The redbridge.gov.uk homepage plays host to at least 26 separate "cookies": text files that gather users' internet data for targeted advertising.

There are 26 pages to do with benefits, where the Recorder found visitors are hit with a range of tailored adverts.

These include package holidays, no-win-no-fee lawyers and NHS quit smoking campaigns. The more a user clicks on these pages, the more likely they are to see adverts for life insurance and low-cost funeral directors.

Redbridge is part of a network of 50 councils that host adverts specifically designed for council websites, for which it makes £27,500 a year.

Ilford Recorder: Ads for life insurance and NHS smoking cessation services on Redbridge's benefits pages.Ads for life insurance and NHS smoking cessation services on Redbridge's benefits pages. (Image: Archant)

A spokesman said: "We show advertising that we believe enhances residents' experience of the website.

"This helps raise revenue by making good use of an existing asset that has been paid for by taxpayers.

"These cookies belong to the marketing companies under contract to deliver our advertising, and the ad exchanges they work with."

Users are asked to accept or decline cookies when they first land on the website.

Ilford Recorder: The council's offices at Lynton House, Ilford. Picture: Google StreetviewThe council's offices at Lynton House, Ilford. Picture: Google Streetview (Image: Archant)

But a BBC investigation found more than 66 per cent of local authorities do not ask for the right form of consent under current privacy laws.

Eliot Bendinelli, a technologist at NGO Privacy International, said: "These tools allow companies to have a good idea of who you are, where you live, what you're interested in, what you're doing this weekend, or if you have any mental health issues.

"Tracking people through benefits pages is sadly typical. It's always the people that are already vulnerable who are going to suffer most."

Across the UK the BBC found a total of 950 third-party advertising cookies on benefits pages, on 54 per cent of council websites.

Google is phasing out these types of cookies in the next two years in response to calls for greater privacy controls.

Visiting Redbridge's website with a clean browser history on February 6, we were shown adverts for about a dozen different companies.

These included low-cost holidays with ClubMed and Tui, medical negligence lawyers, and products and services that might be useful to people in the trades such as Screwfix products, cleaning cloths and £295 one-day training courses.

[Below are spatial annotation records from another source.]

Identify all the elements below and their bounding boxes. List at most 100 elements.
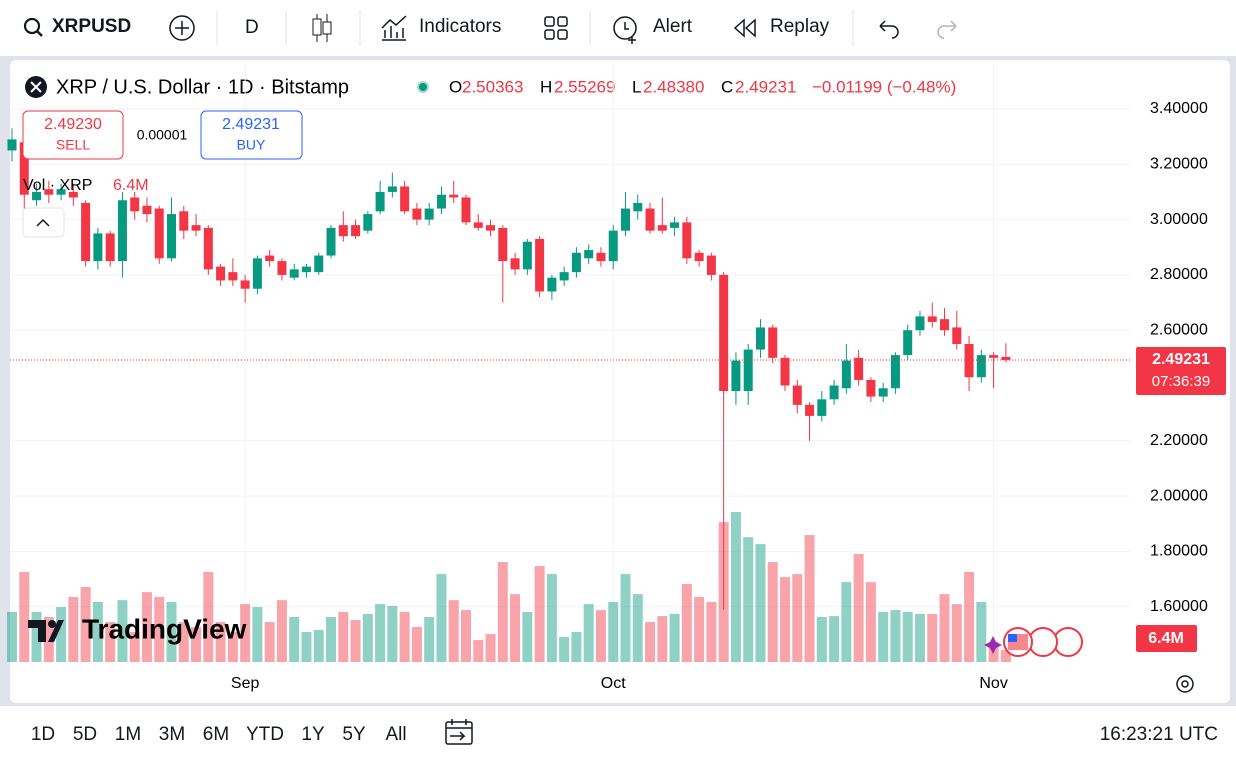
candle-body <box>277 261 287 275</box>
volume-bar <box>730 512 741 662</box>
volume-bar <box>326 617 337 662</box>
candle-body <box>817 399 827 416</box>
candle-body <box>633 203 643 212</box>
candle-body <box>19 142 29 195</box>
candle-body <box>1001 356 1011 360</box>
range-button[interactable]: 1M <box>114 724 142 745</box>
range-button[interactable]: 1D <box>30 724 56 745</box>
legend-h: H <box>540 77 552 96</box>
volume-bar <box>473 640 484 662</box>
legend-c: C <box>721 77 733 96</box>
volume-bar <box>19 572 30 662</box>
volume-bar <box>951 604 962 662</box>
candle-body <box>400 186 410 212</box>
candle-body <box>571 252 581 273</box>
range-button[interactable]: 5D <box>72 724 98 745</box>
legend-close: 2.49231 <box>735 77 796 96</box>
legend-low: 2.48380 <box>643 77 704 96</box>
candle-body <box>387 186 397 192</box>
candle-body <box>608 230 618 262</box>
legend-high: 2.55269 <box>554 77 615 96</box>
candle-body <box>363 214 373 231</box>
range-button[interactable]: All <box>385 724 407 745</box>
volume-bar <box>301 632 312 662</box>
range-button[interactable]: 6M <box>202 724 230 745</box>
symbol[interactable]: XRPUSD <box>52 16 132 37</box>
volume-bar <box>792 574 803 662</box>
candle-body <box>265 255 275 262</box>
volume-bar <box>276 600 287 662</box>
volume-bar <box>56 607 67 662</box>
spread: 0.00001 <box>137 127 188 143</box>
candle-body <box>670 222 680 228</box>
indicators-button[interactable]: Indicators <box>419 16 502 37</box>
volume-legend: Vol · XRP <box>23 177 92 194</box>
volume-bar <box>252 607 263 662</box>
price-tag <box>1136 346 1226 395</box>
candle-body <box>940 319 950 331</box>
volume-bar <box>375 604 386 662</box>
y-tick-label: 2.00000 <box>1150 487 1208 504</box>
collapse-button[interactable] <box>22 207 65 238</box>
volume-bar <box>460 610 471 662</box>
clock: 16:23:21 UTC <box>1099 724 1218 745</box>
candle-body <box>351 225 361 237</box>
volume-tag <box>1136 625 1197 652</box>
candle-body <box>179 211 189 231</box>
volume-bar <box>632 594 643 662</box>
buy-button[interactable] <box>200 110 303 160</box>
interval[interactable]: D <box>245 17 259 38</box>
candle-body <box>449 194 459 198</box>
volume-bar <box>68 596 79 662</box>
candle-body <box>743 349 753 392</box>
candle-body <box>154 208 164 259</box>
candle-body <box>252 258 262 289</box>
candle-body <box>326 227 336 256</box>
volume-bar <box>485 634 496 662</box>
candle-body <box>645 208 655 231</box>
chart-title: XRP / U.S. Dollar · 1D · Bitstamp <box>56 76 349 98</box>
alert-button[interactable]: Alert <box>653 16 693 37</box>
x-tick-label: Oct <box>601 675 626 692</box>
candle-body <box>805 404 815 416</box>
volume-bar <box>424 617 435 662</box>
candle-body <box>81 203 91 262</box>
volume-bar <box>129 632 140 662</box>
candle-body <box>498 227 508 262</box>
volume-bar <box>448 600 459 662</box>
range-button[interactable]: YTD <box>246 724 284 745</box>
volume-bar <box>411 626 422 662</box>
volume-bar <box>939 594 950 662</box>
range-button[interactable]: 3M <box>158 724 186 745</box>
sell-button[interactable] <box>22 110 124 160</box>
volume-bar <box>215 622 226 662</box>
candle-body <box>130 197 140 212</box>
candle-body <box>314 255 324 273</box>
candle-body <box>412 208 422 220</box>
range-button[interactable]: 5Y <box>342 724 366 745</box>
buy-label: BUY <box>237 137 266 153</box>
volume-bar <box>743 537 754 662</box>
range-button[interactable]: 1Y <box>301 724 325 745</box>
candle-body <box>780 357 790 386</box>
candle-body <box>228 272 238 281</box>
candle-body <box>596 252 606 262</box>
spread-bg <box>126 122 198 148</box>
volume-bar <box>497 562 508 662</box>
y-tick-label: 2.60000 <box>1150 321 1208 338</box>
date-range-icon[interactable] <box>440 714 480 754</box>
volume-bar <box>681 584 692 662</box>
candle-body <box>191 225 201 231</box>
replay-button[interactable]: Replay <box>770 16 830 37</box>
volume-bar <box>853 554 864 662</box>
volume-bar <box>399 611 410 662</box>
y-tick-label: 3.20000 <box>1150 156 1208 173</box>
candle-body <box>142 205 152 215</box>
volume-bar <box>780 577 791 662</box>
candle-body <box>854 357 864 380</box>
volume-bar <box>31 611 42 662</box>
candle-body <box>167 214 177 259</box>
price-tag-countdown: 07:36:39 <box>1152 373 1210 390</box>
candle-body <box>559 272 569 281</box>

There were also ads inviting users to find out their credit score or start up a home business on e-commerce platform Shopify.

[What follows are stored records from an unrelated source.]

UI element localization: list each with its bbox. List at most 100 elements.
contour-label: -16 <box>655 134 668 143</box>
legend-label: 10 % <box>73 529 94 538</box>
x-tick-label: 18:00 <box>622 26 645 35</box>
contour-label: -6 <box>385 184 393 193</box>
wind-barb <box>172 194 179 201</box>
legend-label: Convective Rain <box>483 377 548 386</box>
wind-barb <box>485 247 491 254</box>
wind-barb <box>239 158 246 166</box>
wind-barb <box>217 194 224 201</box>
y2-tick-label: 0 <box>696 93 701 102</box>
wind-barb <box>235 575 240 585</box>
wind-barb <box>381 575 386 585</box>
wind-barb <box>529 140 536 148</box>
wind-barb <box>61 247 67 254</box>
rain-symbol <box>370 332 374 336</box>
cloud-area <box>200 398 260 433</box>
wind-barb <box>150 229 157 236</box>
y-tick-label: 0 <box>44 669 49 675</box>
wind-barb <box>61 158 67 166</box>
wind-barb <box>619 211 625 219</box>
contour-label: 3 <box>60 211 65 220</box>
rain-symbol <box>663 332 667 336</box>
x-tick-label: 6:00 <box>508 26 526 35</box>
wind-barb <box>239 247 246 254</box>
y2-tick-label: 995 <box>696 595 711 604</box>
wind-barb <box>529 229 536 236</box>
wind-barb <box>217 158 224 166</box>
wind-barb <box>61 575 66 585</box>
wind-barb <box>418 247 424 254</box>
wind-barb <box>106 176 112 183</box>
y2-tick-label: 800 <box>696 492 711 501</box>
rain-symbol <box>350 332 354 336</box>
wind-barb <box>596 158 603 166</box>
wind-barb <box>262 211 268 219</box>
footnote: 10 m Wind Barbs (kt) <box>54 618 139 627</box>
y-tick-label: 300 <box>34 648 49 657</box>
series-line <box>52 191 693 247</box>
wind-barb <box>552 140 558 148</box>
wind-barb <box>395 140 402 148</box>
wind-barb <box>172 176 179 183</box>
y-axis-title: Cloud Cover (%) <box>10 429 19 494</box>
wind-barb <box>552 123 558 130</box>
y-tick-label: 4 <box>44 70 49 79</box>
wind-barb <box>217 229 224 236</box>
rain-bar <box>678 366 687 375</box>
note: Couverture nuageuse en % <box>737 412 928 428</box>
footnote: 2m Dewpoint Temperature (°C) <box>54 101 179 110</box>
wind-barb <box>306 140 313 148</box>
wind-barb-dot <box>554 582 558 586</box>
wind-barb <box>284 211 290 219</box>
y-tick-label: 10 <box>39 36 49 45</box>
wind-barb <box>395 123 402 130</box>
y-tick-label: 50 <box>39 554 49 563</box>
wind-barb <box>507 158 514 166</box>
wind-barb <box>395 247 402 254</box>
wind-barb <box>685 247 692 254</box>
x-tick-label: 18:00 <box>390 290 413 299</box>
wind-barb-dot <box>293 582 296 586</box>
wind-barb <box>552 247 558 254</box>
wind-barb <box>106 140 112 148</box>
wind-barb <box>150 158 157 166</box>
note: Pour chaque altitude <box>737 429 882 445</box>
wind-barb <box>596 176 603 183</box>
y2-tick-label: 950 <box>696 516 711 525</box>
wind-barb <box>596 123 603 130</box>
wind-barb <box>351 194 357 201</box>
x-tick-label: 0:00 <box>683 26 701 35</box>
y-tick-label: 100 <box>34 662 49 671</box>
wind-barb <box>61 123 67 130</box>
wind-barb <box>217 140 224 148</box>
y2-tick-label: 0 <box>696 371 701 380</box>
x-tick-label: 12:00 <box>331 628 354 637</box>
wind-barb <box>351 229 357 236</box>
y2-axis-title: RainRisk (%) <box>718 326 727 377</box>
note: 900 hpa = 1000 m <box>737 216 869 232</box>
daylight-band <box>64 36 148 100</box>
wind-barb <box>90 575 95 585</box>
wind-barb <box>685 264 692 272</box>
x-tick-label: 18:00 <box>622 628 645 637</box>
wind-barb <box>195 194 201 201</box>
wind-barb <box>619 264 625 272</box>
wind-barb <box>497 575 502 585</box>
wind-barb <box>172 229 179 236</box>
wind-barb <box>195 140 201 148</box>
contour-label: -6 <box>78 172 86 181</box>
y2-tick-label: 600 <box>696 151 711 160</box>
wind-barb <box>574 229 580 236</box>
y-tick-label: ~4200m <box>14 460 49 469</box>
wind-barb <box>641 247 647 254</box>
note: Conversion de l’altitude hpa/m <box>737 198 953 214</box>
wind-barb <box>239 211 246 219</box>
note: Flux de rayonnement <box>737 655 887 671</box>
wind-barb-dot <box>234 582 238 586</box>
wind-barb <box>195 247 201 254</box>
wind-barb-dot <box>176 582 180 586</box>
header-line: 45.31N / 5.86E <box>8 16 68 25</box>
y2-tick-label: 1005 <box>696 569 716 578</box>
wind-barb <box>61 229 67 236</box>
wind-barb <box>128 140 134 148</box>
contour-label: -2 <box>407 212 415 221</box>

But after about 30 clicks on pages to do with benefits, these ads gradually dwindled and were increasingly replaced with adverts for life insurance and funeral directors.

The council spokesperson added: "The government's Competition and Markets Authority is currently carrying out an investigation into funeral services and costs.

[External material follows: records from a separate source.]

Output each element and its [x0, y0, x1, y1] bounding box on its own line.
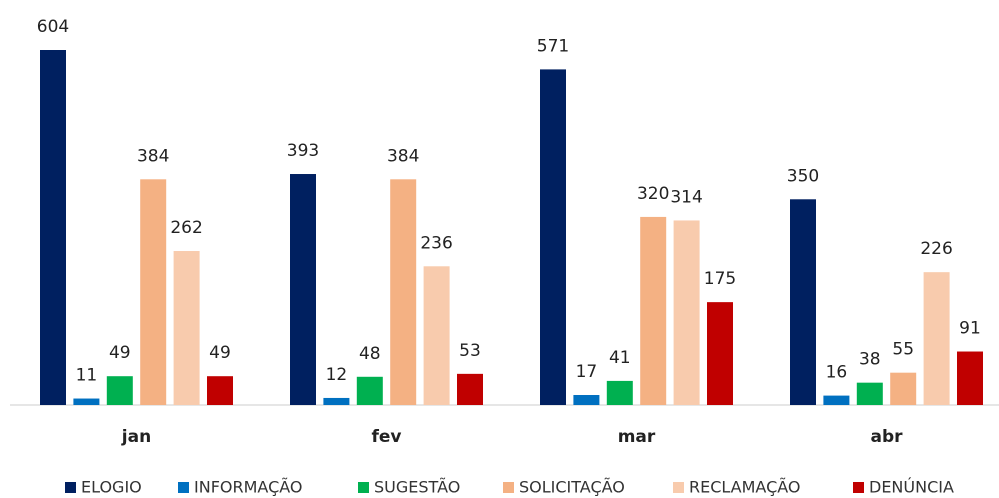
data-label: 17 — [576, 362, 598, 382]
bar — [856, 382, 883, 405]
bar — [923, 272, 950, 405]
bar — [606, 380, 633, 405]
legend-swatch — [503, 482, 514, 493]
data-label: 55 — [892, 340, 914, 360]
bar — [356, 376, 383, 405]
data-label: 91 — [959, 319, 981, 339]
bar — [457, 373, 483, 405]
data-label: 175 — [704, 269, 736, 289]
bar — [673, 220, 700, 405]
x-tick-label: abr — [870, 427, 903, 447]
data-label: 49 — [109, 343, 131, 363]
legend-swatch — [853, 482, 864, 493]
x-tick-label: jan — [121, 427, 151, 447]
bar — [890, 372, 917, 405]
bar — [423, 266, 450, 405]
bar — [707, 302, 733, 405]
bar — [573, 395, 600, 405]
data-label: 11 — [76, 366, 98, 386]
bar — [390, 179, 417, 405]
data-label: 12 — [326, 365, 348, 385]
data-label: 604 — [37, 17, 69, 37]
legend-label: RECLAMAÇÃO — [689, 478, 801, 497]
legend-swatch — [178, 482, 189, 493]
bar — [140, 179, 167, 405]
legend-swatch — [673, 482, 684, 493]
data-label: 41 — [609, 348, 631, 368]
bar — [173, 251, 200, 405]
data-label: 393 — [287, 141, 319, 161]
data-label: 16 — [826, 363, 848, 383]
legend-label: SUGESTÃO — [374, 478, 460, 497]
data-label: 49 — [209, 343, 231, 363]
legend-label: ELOGIO — [81, 478, 142, 497]
bar — [40, 50, 66, 405]
data-label: 571 — [537, 36, 569, 56]
data-label: 350 — [787, 166, 819, 186]
data-label: 262 — [170, 218, 202, 238]
bar — [823, 395, 850, 405]
legend-label: DENÚNCIA — [869, 478, 954, 497]
data-label: 53 — [459, 341, 481, 361]
bar — [540, 69, 566, 406]
x-tick-label: fev — [371, 427, 401, 447]
data-label: 38 — [859, 350, 881, 370]
bar — [790, 199, 816, 405]
bar — [207, 376, 233, 405]
bar — [73, 398, 100, 405]
x-tick-label: mar — [618, 427, 656, 447]
data-label: 236 — [420, 233, 452, 253]
data-label: 384 — [387, 146, 419, 166]
bar — [957, 351, 983, 405]
data-label: 226 — [920, 239, 952, 259]
legend-label: INFORMAÇÃO — [194, 478, 303, 497]
data-label: 314 — [670, 187, 702, 207]
data-label: 48 — [359, 344, 381, 364]
legend-label: SOLICITAÇÃO — [519, 478, 625, 497]
bar — [323, 397, 350, 405]
data-label: 320 — [637, 184, 669, 204]
legend-swatch — [65, 482, 76, 493]
bar — [290, 174, 316, 405]
legend-swatch — [358, 482, 369, 493]
bar — [640, 216, 667, 405]
bar — [106, 376, 133, 405]
data-label: 384 — [137, 146, 169, 166]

"One of its recommendations is that more should be done to promote price comparison for funeral services.

"It's a difficult time for families, but being prompted to think about options is helpful. The fact it was shown on a benefits page has no significance; it could have appeared anywhere on the website.

"We automatically block categories unsuitable for the public-sector environment including adult content, gambling, payday loans, politics and alcohol."

The council added that officers had "discussed the content" of the BBC's findings with its advertisers.